Couldn't you just keep it in separate files?

I may be able to do this but in around about way. To explain. Here is the MDoc snippet that processes data and generated the plot (as Javascript):

'''scala mdoc:silent
    import plotly._, layout._, Plotly._

    val labels = Seq("Banana", "Banano", "Grapefruit")
    val valuesA = labels.map(_ => util.Random.nextGaussian())
    val valuesB = labels.map(_ => 0.5 + util.Random.nextGaussian())

    val traces = Seq(
      Bar(labels, valuesA, name = "A"),
      Bar(labels, valuesB, name = "B")
    )
    val playout = Layout()
    val jsSnippet = Plotly.jsSnippet("sample2", traces, playout)
'''

This is placed in the Markdown file that is preprocessed prior to Laika. In this case silent means that the code is placed in the Markdown file as a code snippet (code fence) example (nothing is added to the output).

Next we add the following to the Markdown file:

'''scala mdoc:passthrough

val snippet1 = s"""
<div style="width:100%; height:100%;">
    <div id="myDiv4"
         style="margin:0 auto; height:500px; width:900px; border:1px solid black;">
    </div>
    <script>
      $jsSnippet
    </script>
    <p style="text-align:center; font-weight: bold;">
        Figure 4: Embedded bar plot example via a Plotly-Scala generated script 
    </p>
</div>
"""

println(snippet1)
'''

This spits out the HTML snippet1 content into the Markdown document. We have in effect generated a dynamic plot via embedded HTML using Javascript .

So now I have to find a way to write the HTML snippet to a file and link to that in the Markdown source. I also have to make sure that the file is written to the correct target directory so that Laika picks it up during the next phase. I will now look at MDocs postmodifier to see if I can circumvent this issue.

In case you are curious here is the source for the above example (end of the file - for now).

Apologies for being so long winded but I think it explains the issue better.

jenshalm commented 5 years ago

Ah I see, the JS is generated, that explains it, thanks for describing your use case.

I think it makes sense to support script tags, even though you are the first on this planet who needs it. :-) If it would just require enhancing the HTML renderer it would be a trivial fix, maybe just one line, but sadly it also needs some tweaking of that messy parser for the weird HTML/Markdown mess, and that means it probably won't happen too soon.

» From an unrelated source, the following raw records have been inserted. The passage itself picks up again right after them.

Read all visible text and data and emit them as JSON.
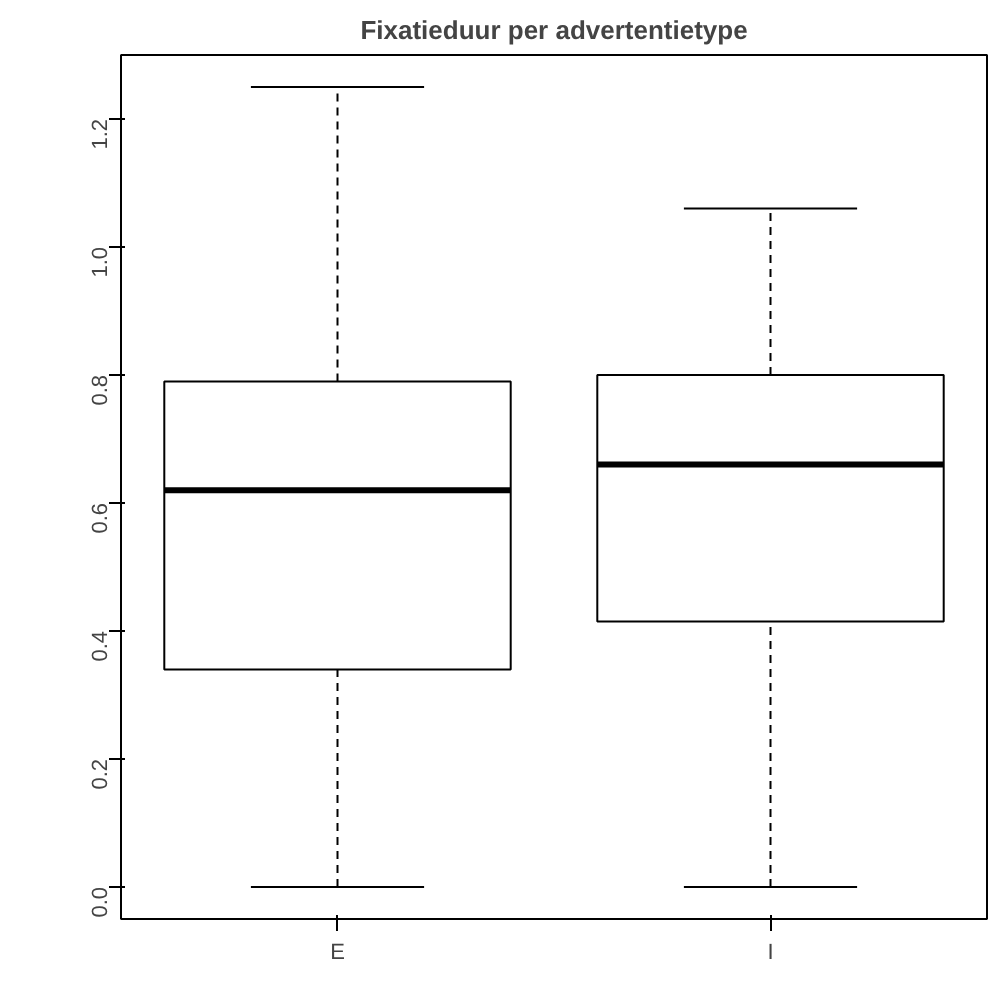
{
  "chart_data": {
    "type": "box",
    "title": "Fixatieduur per advertentietype",
    "categories": [
      "E",
      "I"
    ],
    "boxes": [
      {
        "low": 0,
        "q1": 0.34,
        "median": 0.62,
        "q3": 0.79,
        "high": 1.25
      },
      {
        "low": 0,
        "q1": 0.415,
        "median": 0.66,
        "q3": 0.8,
        "high": 1.06
      }
    ],
    "color": "#ffffff",
    "ylim": [
      -0.05,
      1.3
    ],
    "yticks": [
      {
        "value": 0,
        "label": "0.0"
      },
      0.2,
      0.4,
      0.6,
      0.8,
      {
        "value": 1,
        "label": "1.0"
      },
      1.2
    ],
    "grid": false
  }
}
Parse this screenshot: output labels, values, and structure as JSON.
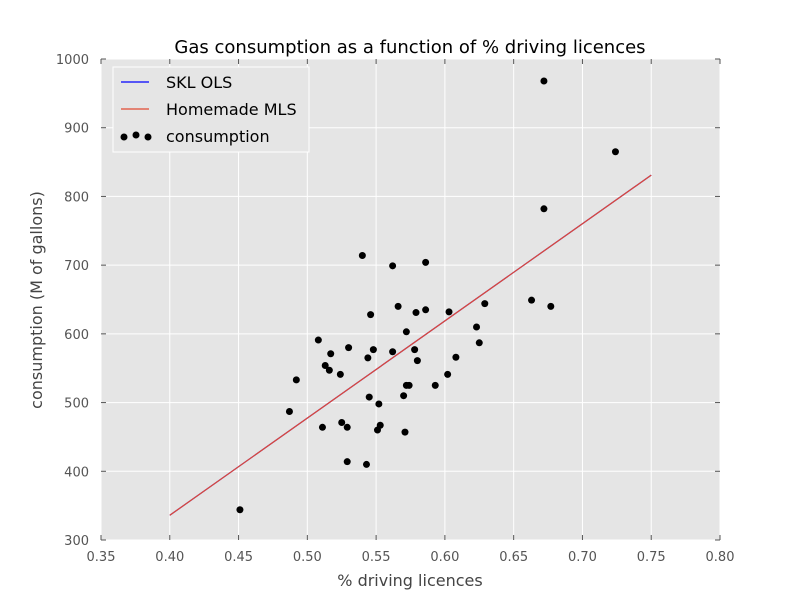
{
  "chart_data": {
    "type": "scatter",
    "title": "Gas consumption as a function of % driving licences",
    "xlabel": "% driving licences",
    "ylabel": "consumption (M of gallons)",
    "xlim": [
      0.35,
      0.8
    ],
    "ylim": [
      300,
      1000
    ],
    "xticks": [
      "0.35",
      "0.40",
      "0.45",
      "0.50",
      "0.55",
      "0.60",
      "0.65",
      "0.70",
      "0.75",
      "0.80"
    ],
    "yticks": [
      "300",
      "400",
      "500",
      "600",
      "700",
      "800",
      "900",
      "1000"
    ],
    "grid": true,
    "legend_position": "top-left",
    "series": [
      {
        "name": "SKL OLS",
        "type": "line",
        "color": "#0000ff",
        "x": [
          0.4,
          0.75
        ],
        "y": [
          336,
          831
        ]
      },
      {
        "name": "Homemade MLS",
        "type": "line",
        "color": "#e24a33",
        "x": [
          0.4,
          0.75
        ],
        "y": [
          336,
          831
        ]
      },
      {
        "name": "consumption",
        "type": "scatter",
        "color": "#000000",
        "x": [
          0.451,
          0.487,
          0.492,
          0.508,
          0.511,
          0.513,
          0.516,
          0.517,
          0.524,
          0.525,
          0.529,
          0.529,
          0.53,
          0.54,
          0.543,
          0.544,
          0.545,
          0.546,
          0.548,
          0.551,
          0.552,
          0.553,
          0.562,
          0.562,
          0.566,
          0.57,
          0.571,
          0.572,
          0.572,
          0.574,
          0.578,
          0.579,
          0.58,
          0.586,
          0.586,
          0.593,
          0.602,
          0.603,
          0.608,
          0.623,
          0.625,
          0.629,
          0.663,
          0.672,
          0.672,
          0.677,
          0.724
        ],
        "y": [
          344,
          487,
          533,
          591,
          464,
          554,
          547,
          571,
          541,
          471,
          414,
          464,
          580,
          714,
          410,
          565,
          508,
          628,
          577,
          460,
          498,
          467,
          699,
          574,
          640,
          510,
          457,
          603,
          525,
          525,
          577,
          631,
          561,
          704,
          635,
          525,
          541,
          632,
          566,
          610,
          587,
          644,
          649,
          968,
          782,
          640,
          865
        ]
      }
    ]
  }
}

If I find some time in the coming weeks I might have a look whether I can find a way to show you how to install support as an extension yourself, but no promises as I'm not sure it'll work (due to subtleties around parser precedence etc.)

hmf commented 5 years ago

No problem. Time permitting I will work on the MDoc postmodifier. If this works I will let you know and we can close this.

jenshalm commented 5 years ago

As suspected it's not possible to write a simple extension to support script tags. So I fixed it right in the core Markdown support which turned out to be easier than I thought.

As long as you are working with the 0.11 release, you would still need to try the workaround you thought of, as this fix is only on master.